European astronauts could be back on the Moon by 2030, a space boss has claimed.
Jan Woerner, the director-general of the European Space Agency (ESA), said he “hopes” the target will be met.
But he believes it is unlikely humans will be on the surface of the Moon in 2024, as NASA aims to do with its Artemis programme.
Prof Woerner said: “What I heard all the time – also during the Trump administration – but what we heard from Nasa is that the schedule to go to the Moon and land people on the surface of the Moon in 2024 is really difficult.

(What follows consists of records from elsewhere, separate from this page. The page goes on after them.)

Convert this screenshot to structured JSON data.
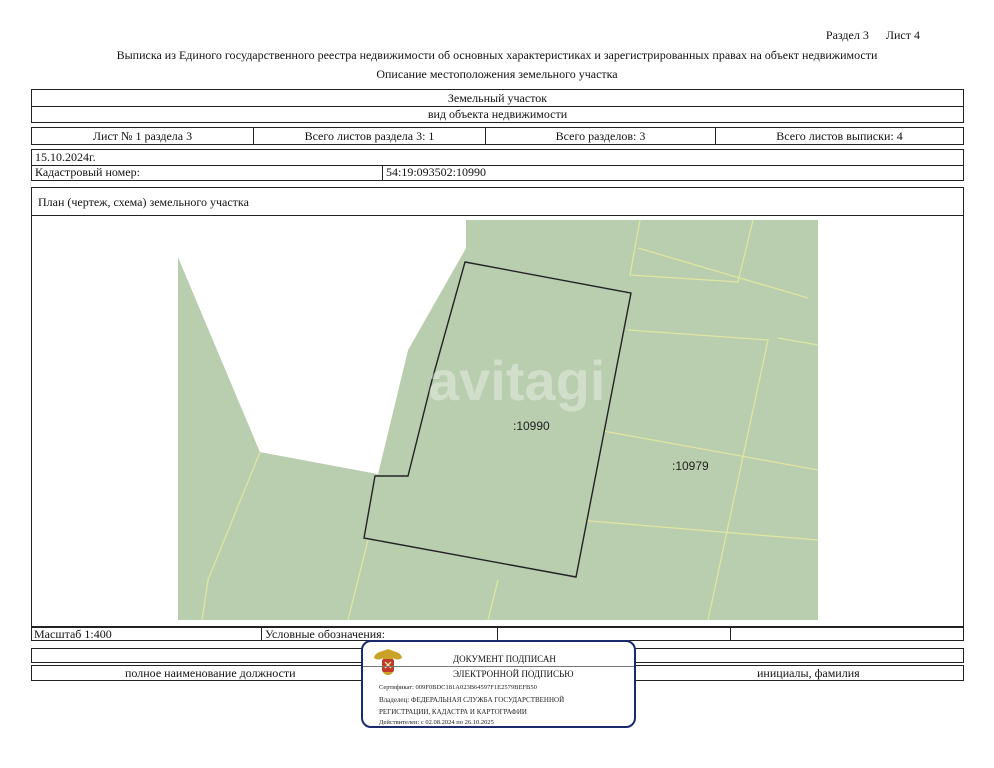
{
  "header": {
    "section": "Раздел 3",
    "sheet": "Лист 4",
    "title": "Выписка из Единого государственного реестра недвижимости об основных характеристиках и зарегистрированных правах на объект недвижимости",
    "subtitle": "Описание местоположения земельного участка"
  },
  "object": {
    "type": "Земельный участок",
    "type_caption": "вид объекта недвижимости"
  },
  "sheet_info": {
    "sheet_of_section": "Лист № 1 раздела 3",
    "total_sheets_section": "Всего листов раздела 3: 1",
    "total_sections": "Всего разделов: 3",
    "total_sheets_extract": "Всего листов выписки: 4"
  },
  "date": "15.10.2024г.",
  "cadastral": {
    "label": "Кадастровый номер:",
    "value": "54:19:093502:10990"
  },
  "plan": {
    "label": "План (чертеж, схема) земельного участка",
    "parcel_main": ":10990",
    "parcel_neighbor": ":10979",
    "watermark": "avitagi",
    "colors": {
      "fill": "#b9ceae",
      "outline": "#222222",
      "boundary": "#dfe6a2"
    }
  },
  "footer": {
    "scale": "Масштаб 1:400",
    "legend": "Условные обозначения:",
    "position_caption": "полное наименование должности",
    "initials_caption": "инициалы, фамилия"
  },
  "stamp": {
    "line1": "ДОКУМЕНТ ПОДПИСАН",
    "line2": "ЭЛЕКТРОННОЙ ПОДПИСЬЮ",
    "certificate": "Сертификат: 009F0BDC181A023B64597F1E2579BEFB50",
    "owner": "Владелец: ФЕДЕРАЛЬНАЯ СЛУЖБА ГОСУДАРСТВЕННОЙ",
    "owner2": "РЕГИСТРАЦИИ, КАДАСТРА И КАРТОГРАФИИ",
    "valid": "Действителен: с 02.08.2024 по 26.10.2025",
    "border_color": "#1a2a6c"
  }
}
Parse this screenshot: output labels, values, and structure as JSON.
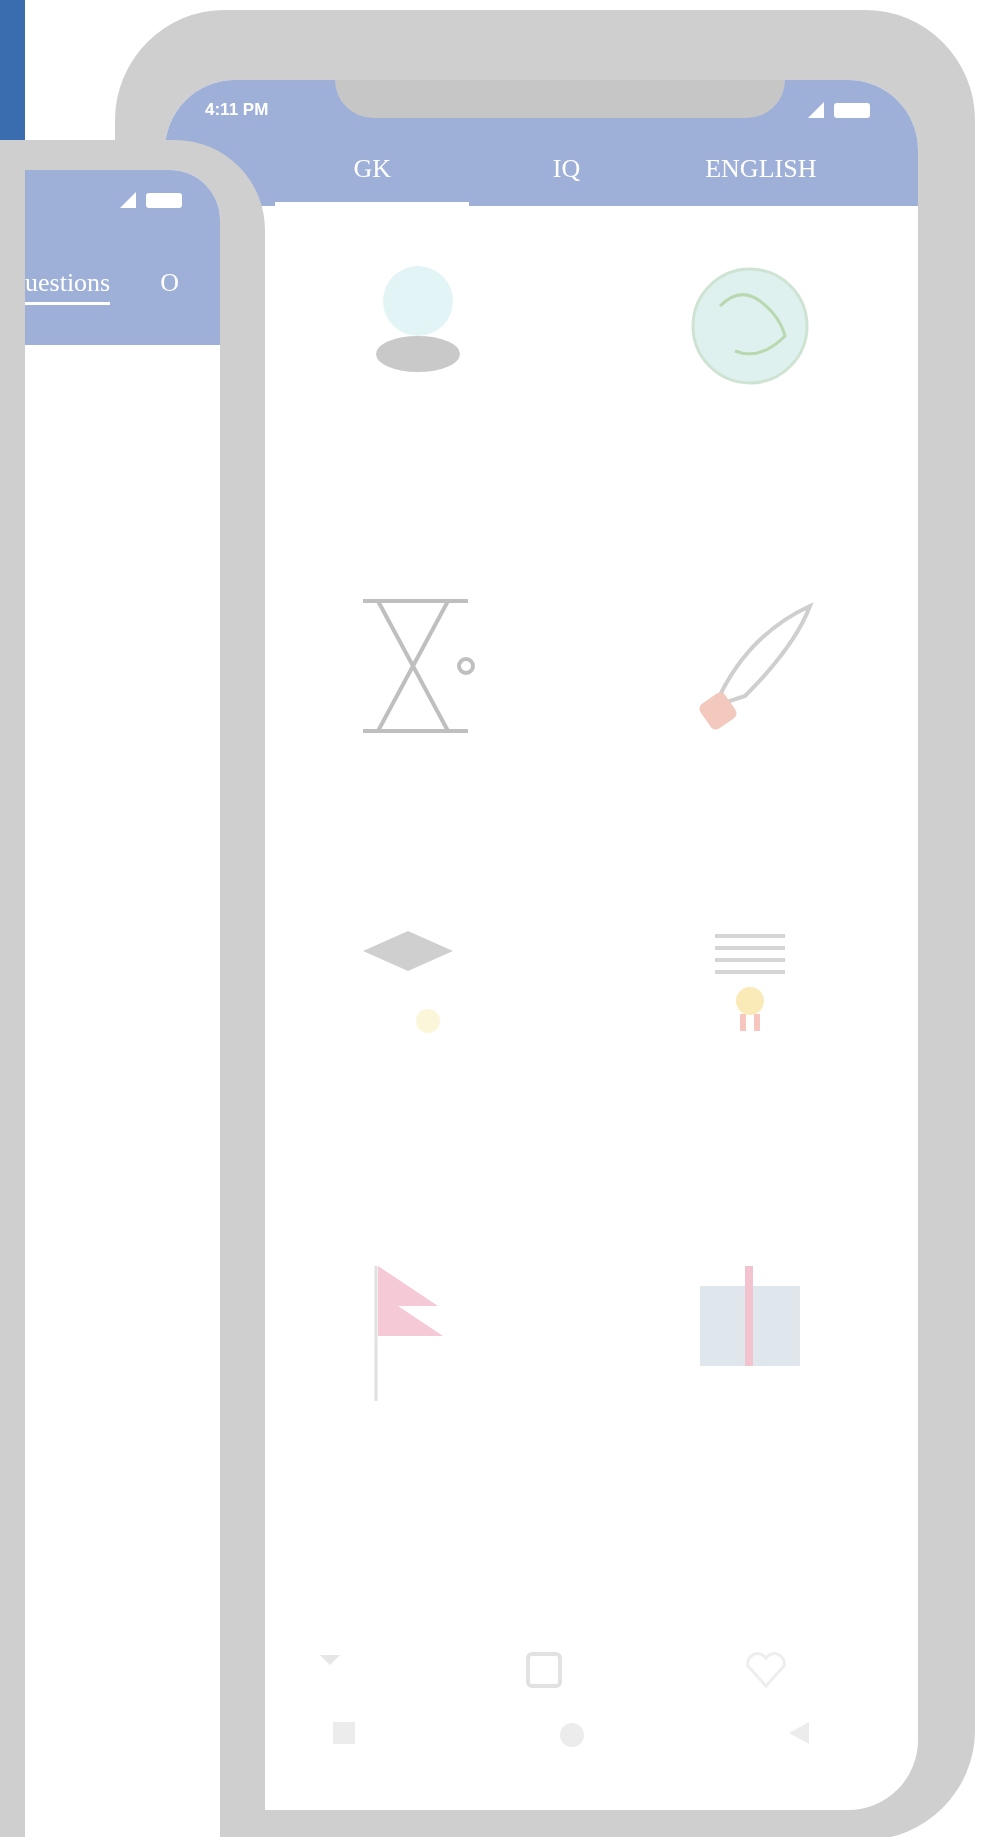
{
  "back_phone": {
    "tabs": [
      {
        "label": "uestions",
        "selected": true
      },
      {
        "label": "O",
        "selected": false
      }
    ]
  },
  "front_phone": {
    "status_bar": {
      "time": "4:11 PM"
    },
    "tabs": [
      {
        "label": "GK",
        "selected": true
      },
      {
        "label": "IQ",
        "selected": false
      },
      {
        "label": "ENGLISH",
        "selected": false
      }
    ]
  }
}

“Therefore I believe that now, with all these changes, the pressure is a little bit off, and therefore I believe there will be humans on the surface of the Moon soon.
“And maybe – I don’t have a crystal ball – but let’s say I’m sure that in 2025/2026 there will be something.
“I hope that we will have some European at the end of this decade over there.
“I say over there – whether it’s the Gateway, or whether it’s the surface of the Moon.
“But of course we don’t want only to bring boots on the surface of the Moon, but also the humans in the boots.”
His remarks came as the ESA said it has signed a further contract with Airbus to build three more European Service Modules (ESM) for Orion, the American-crewed spacecraft for Artemis.
The service modules provide the spacecraft’s primary power and are the “back end” of the American astronaut vehicle, responsible for orbital manoeuvring and position control.
They will be used to fly astronauts to the Moon and provide water, consumables and oxygen.
Andreas Hammer, head of space exploration at Airbus, said: “Europe has entered a new decade of exploration.
“Airbus has some of the world’s best minds in space exploration working on this phenomenal vehicle and this new agreement will facilitate many future Moon missions through international partnerships.”
He added: “Europe is a strong and reliable partner in Nasa’s Artemis missions and the Orion European Service Module represents a crucial contribution to this.”
Artemis I, the first non-crewed Orion test flight with one of the modules, will fly in 2021.
The next mission, Artemis II, will see astronauts fly around the Moon and back to Earth.
With Artemis III, Nasa aims to land the first woman and next man on the Moon by 2024, using innovative technologies to explore more of the lunar surface than ever before.